Changing a failed Disk in Software RAID-1
You know something’s wrong when you see this:
# cat /proc/mdstat
Personalities : [raid0] [raid1] [raid6] [raid5] [raid4] [linear] [multipath] [raid10]
md2 : active raid1 sdb3[2] sda3[0]
1458830400 blocks [2/1] [U_]
md0 : active raid1 sdb1[1] sda1[0]
4200896 blocks [2/2] [U_]
md1 : active raid1 sdb2[2] sda2[0]
2104448 blocks [2/1] [U_]
unused devices: <none>
U_ means, that one disk is gone. UU would mean, everything’s alright. In this example /dev/sdb failed. Just replace it with your own device.
Now to remove the physical disk you first have to remove every partition of that disk from the software raid:
#mdadm /dev/md0 -r /dev/sdb1
#mdadm /dev/md1 -r /dev/sdb2
#mdadm /dev/md2 -r /dev/sdb3
If one of the partitions is still fine and only part of the disk is damaged, you might have to flag that partition as failed before being able to remove it:
#mdadm —manage /dev/md0 —fail /dev/sdb1
Now shut down your computer and replace the disk (or simply replace the disk if it is hot swappable). The new disk has to be of the same size of course.
Copy the partition table from the working disk:
#dd if=/dev/sda of=/dev/sdb count=1 bs=512
Check if it worked by using fdisk on /dev/sdb. IMPORTANT: write out the partition table, this way the system syncs the disk changes.
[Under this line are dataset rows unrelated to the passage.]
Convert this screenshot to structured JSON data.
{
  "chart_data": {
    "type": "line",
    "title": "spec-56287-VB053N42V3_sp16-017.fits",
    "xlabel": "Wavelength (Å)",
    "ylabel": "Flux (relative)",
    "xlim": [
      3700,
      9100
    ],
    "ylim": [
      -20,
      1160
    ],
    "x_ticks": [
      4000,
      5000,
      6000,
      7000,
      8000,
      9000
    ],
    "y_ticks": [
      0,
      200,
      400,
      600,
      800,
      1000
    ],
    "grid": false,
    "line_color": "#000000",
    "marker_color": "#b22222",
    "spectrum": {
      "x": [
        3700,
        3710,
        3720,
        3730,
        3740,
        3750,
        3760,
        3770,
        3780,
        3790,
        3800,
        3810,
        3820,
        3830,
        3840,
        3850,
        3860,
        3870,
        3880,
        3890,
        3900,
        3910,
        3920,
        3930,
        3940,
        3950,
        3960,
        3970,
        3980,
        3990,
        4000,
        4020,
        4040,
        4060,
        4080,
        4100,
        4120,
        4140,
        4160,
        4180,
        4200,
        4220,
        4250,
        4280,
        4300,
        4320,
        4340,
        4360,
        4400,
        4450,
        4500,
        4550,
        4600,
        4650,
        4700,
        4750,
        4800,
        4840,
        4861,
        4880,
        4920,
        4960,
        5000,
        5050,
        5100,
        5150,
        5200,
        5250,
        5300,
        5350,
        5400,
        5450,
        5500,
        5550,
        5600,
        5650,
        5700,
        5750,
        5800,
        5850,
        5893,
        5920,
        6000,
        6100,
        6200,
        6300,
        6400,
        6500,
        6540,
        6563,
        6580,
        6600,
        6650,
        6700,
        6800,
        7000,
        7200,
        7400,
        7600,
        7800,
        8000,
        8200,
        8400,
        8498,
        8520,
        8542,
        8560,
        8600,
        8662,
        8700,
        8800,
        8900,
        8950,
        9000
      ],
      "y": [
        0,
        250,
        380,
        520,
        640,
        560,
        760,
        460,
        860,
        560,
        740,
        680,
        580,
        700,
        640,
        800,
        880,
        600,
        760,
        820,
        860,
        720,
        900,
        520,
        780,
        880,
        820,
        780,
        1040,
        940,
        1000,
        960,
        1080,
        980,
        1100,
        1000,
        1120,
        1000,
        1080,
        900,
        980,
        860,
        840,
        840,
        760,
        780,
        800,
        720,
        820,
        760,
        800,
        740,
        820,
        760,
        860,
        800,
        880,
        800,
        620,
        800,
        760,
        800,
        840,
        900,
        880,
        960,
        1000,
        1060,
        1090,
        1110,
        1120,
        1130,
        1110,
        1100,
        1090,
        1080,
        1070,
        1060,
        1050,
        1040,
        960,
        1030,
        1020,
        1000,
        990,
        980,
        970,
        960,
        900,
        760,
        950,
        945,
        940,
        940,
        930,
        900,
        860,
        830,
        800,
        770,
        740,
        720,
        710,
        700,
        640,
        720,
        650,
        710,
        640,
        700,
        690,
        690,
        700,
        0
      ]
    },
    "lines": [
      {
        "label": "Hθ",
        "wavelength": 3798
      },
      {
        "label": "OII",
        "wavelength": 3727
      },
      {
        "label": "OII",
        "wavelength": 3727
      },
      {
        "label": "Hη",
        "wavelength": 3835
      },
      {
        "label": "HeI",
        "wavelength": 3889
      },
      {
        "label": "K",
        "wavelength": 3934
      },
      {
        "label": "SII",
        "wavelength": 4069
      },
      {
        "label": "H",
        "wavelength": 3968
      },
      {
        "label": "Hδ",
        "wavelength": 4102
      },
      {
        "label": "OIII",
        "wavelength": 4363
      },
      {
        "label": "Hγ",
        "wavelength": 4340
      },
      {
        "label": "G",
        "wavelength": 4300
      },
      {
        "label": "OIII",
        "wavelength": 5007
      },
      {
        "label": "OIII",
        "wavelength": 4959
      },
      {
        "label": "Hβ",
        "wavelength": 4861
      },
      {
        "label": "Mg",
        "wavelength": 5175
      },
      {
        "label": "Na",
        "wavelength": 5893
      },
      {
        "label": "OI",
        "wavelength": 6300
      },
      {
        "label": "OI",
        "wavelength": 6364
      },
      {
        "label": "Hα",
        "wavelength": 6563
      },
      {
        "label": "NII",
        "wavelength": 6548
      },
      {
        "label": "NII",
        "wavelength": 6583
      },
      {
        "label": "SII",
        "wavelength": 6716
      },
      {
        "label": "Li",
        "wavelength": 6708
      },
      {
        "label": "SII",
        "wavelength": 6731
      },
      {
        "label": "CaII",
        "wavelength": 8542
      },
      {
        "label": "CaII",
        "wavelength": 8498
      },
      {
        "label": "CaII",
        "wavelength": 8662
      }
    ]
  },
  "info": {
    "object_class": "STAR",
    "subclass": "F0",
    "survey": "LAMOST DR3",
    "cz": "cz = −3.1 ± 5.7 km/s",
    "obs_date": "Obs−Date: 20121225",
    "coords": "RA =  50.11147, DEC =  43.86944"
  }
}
Now all you have to do is add the partitions to the raid again:
#mdadm /dev/md0 -a /dev/sdb1
#mdadm /dev/md1 -a /dev/sdb2
#mdadm /dev/md2 -a /dev/sdb3
If you get an error message that your partition is “not large enough to join array”, you probably forgot to resync the partition table. In this case, remove the already added partitions from the raid (using the failed flag described above), enter fdisk again and write the changes to disk. Alternatively you could run
#sfdisk -R /dev/sdb
to resync the partition table.